Проснулся кат от таинственного толчка, будто кто-то резко вдарил ему под ребро, но рядом никого не было. Было сумрачно, с неба светила бледная луна, и весь лагерь татей дружно храпел в тесных шалашах. Хотя нет, храпел не весь. Около догорающего костра сидел сторож. Он вдруг поднял голову, и будто почуяв что-то неладное, пошагал в сторону Чернышева. Когда сторож подошел к кату, стал склоняться над ним с неведомой целью, Еремей вскинул руки, ухватил татя за шею, крутанул её резко в сторону и крепко прижал к своей груди. Разбойник глухо замычал, задергался, но Чернышев всё крепче и крепче прижимал его к себе. Потом кат медленно перевернулся на живот, подмял под себя сторожа и дождался, когда тот перестанет сучить ногами. Как только со сторожем было покончено, Еремей по темным зарослям кустов стал пробираться к речке. Ватага спала. Никто не заметил дерзкого побега. Вот уже и речка под луной блестит. Можно уж бежать вдоль берегу, не таясь, но Еремей вдруг на полушаге замер. Он немного постоял, прислонившись к стволу ракиты, и опять вернулся к разбойничьему стану. Добравшись до ямы с пленным графом, Чернышев сбросил туда сучкастую слегу и дождался, когда, сердитый граф выберется наверх. Явившийся из ямы граф зло глянул на своего спасителя, весьма осторожно прошипел несколько браных слов и пополз вослед за Еремеем Матвеевичем к свободе.

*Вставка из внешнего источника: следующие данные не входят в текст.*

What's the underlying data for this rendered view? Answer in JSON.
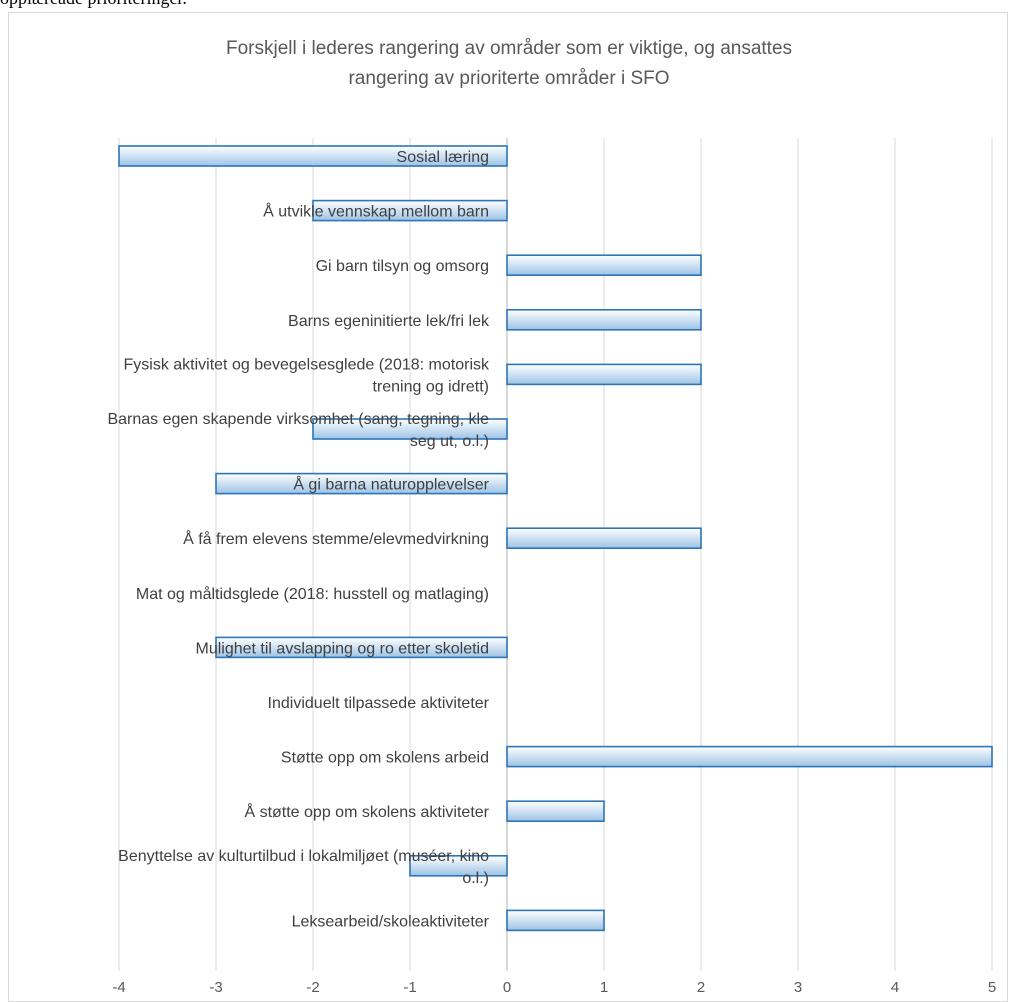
{
  "page": {
    "top_fragment": "opplæreade prioriteringer."
  },
  "chart_data": {
    "type": "bar",
    "orientation": "horizontal",
    "title_lines": [
      "Forskjell i lederes rangering av områder som er viktige, og ansattes",
      "rangering av prioriterte områder i SFO"
    ],
    "categories": [
      "Sosial læring",
      "Å utvikle vennskap mellom barn",
      "Gi barn tilsyn og omsorg",
      "Barns egeninitierte lek/fri lek",
      "Fysisk aktivitet og bevegelsesglede (2018: motorisk trening og idrett)",
      "Barnas egen skapende virksomhet (sang, tegning, kle seg ut, o.l.)",
      "Å gi barna naturopplevelser",
      "Å få frem elevens stemme/elevmedvirkning",
      "Mat og måltidsglede (2018: husstell og matlaging)",
      "Mulighet til avslapping og ro etter skoletid",
      "Individuelt tilpassede aktiviteter",
      "Støtte opp om skolens arbeid",
      "Å støtte opp om skolens aktiviteter",
      "Benyttelse av kulturtilbud i lokalmiljøet (muséer, kino o.l.)",
      "Leksearbeid/skoleaktiviteter"
    ],
    "category_label_lines": [
      [
        "Sosial læring"
      ],
      [
        "Å utvikle vennskap mellom barn"
      ],
      [
        "Gi barn tilsyn og omsorg"
      ],
      [
        "Barns egeninitierte lek/fri lek"
      ],
      [
        "Fysisk aktivitet og bevegelsesglede (2018: motorisk",
        "trening og idrett)"
      ],
      [
        "Barnas egen skapende virksomhet (sang, tegning, kle",
        "seg ut, o.l.)"
      ],
      [
        "Å gi barna naturopplevelser"
      ],
      [
        "Å få frem elevens stemme/elevmedvirkning"
      ],
      [
        "Mat og måltidsglede (2018: husstell og matlaging)"
      ],
      [
        "Mulighet til avslapping og ro etter skoletid"
      ],
      [
        "Individuelt tilpassede aktiviteter"
      ],
      [
        "Støtte opp om skolens arbeid"
      ],
      [
        "Å støtte opp om skolens aktiviteter"
      ],
      [
        "Benyttelse av kulturtilbud i lokalmiljøet (muséer, kino",
        "o.l.)"
      ],
      [
        "Leksearbeid/skoleaktiviteter"
      ]
    ],
    "values": [
      -4,
      -2,
      2,
      2,
      2,
      -2,
      -3,
      2,
      0,
      -3,
      0,
      5,
      1,
      -1,
      1
    ],
    "xlim": [
      -4,
      5
    ],
    "xticks": [
      -4,
      -3,
      -2,
      -1,
      0,
      1,
      2,
      3,
      4,
      5
    ],
    "grid": "vertical",
    "legend": "none",
    "colors": {
      "bar_fill_top": "#ffffff",
      "bar_fill_bottom": "#9dc3e6",
      "bar_stroke": "#2e75b6",
      "grid": "#d9d9d9",
      "axis": "#bfbfbf"
    }
  }
}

Сначала беглецы к своей цели ползли, потом крались, а уж после того, как выбрались из зарослей кустов на торную тропу, припустились во всю прыть. На рассвете беглецы вышли к мосту на большой проезжей дороге. Рассвет еще только вступал в свои права, обращая ночную тьму в утренний туман. Дорога была пустынна, и беглецы беспрепятственно затрусили по накатанным колеям в сторону недавней столицы русского государства. До Москвы было рукой подать и стоило только солнечному диску оторваться от темной кромки леса, кат с графом выбежали на тот самый пригорок, с которого открылась величественная картина Кремля. Русская крепость сияла в первых лучах восходящего солнца таким сиянием, которое бывает только безоблачным ранним летним утром. Величественно воссиял в светлых лучах утреннего солнца суровый кремль и окружающие его божьи храмы. Каждый должен был замереть на месте, узрев это великолепие. Любой бы замер, но только не тот, кто торопится убежать из неволи. Такому человеку на любую красоту глубоко наплевать, у него совсем другие мысли в голове. И потому бежит, презирая красоту раннего утра к надежному укрытию.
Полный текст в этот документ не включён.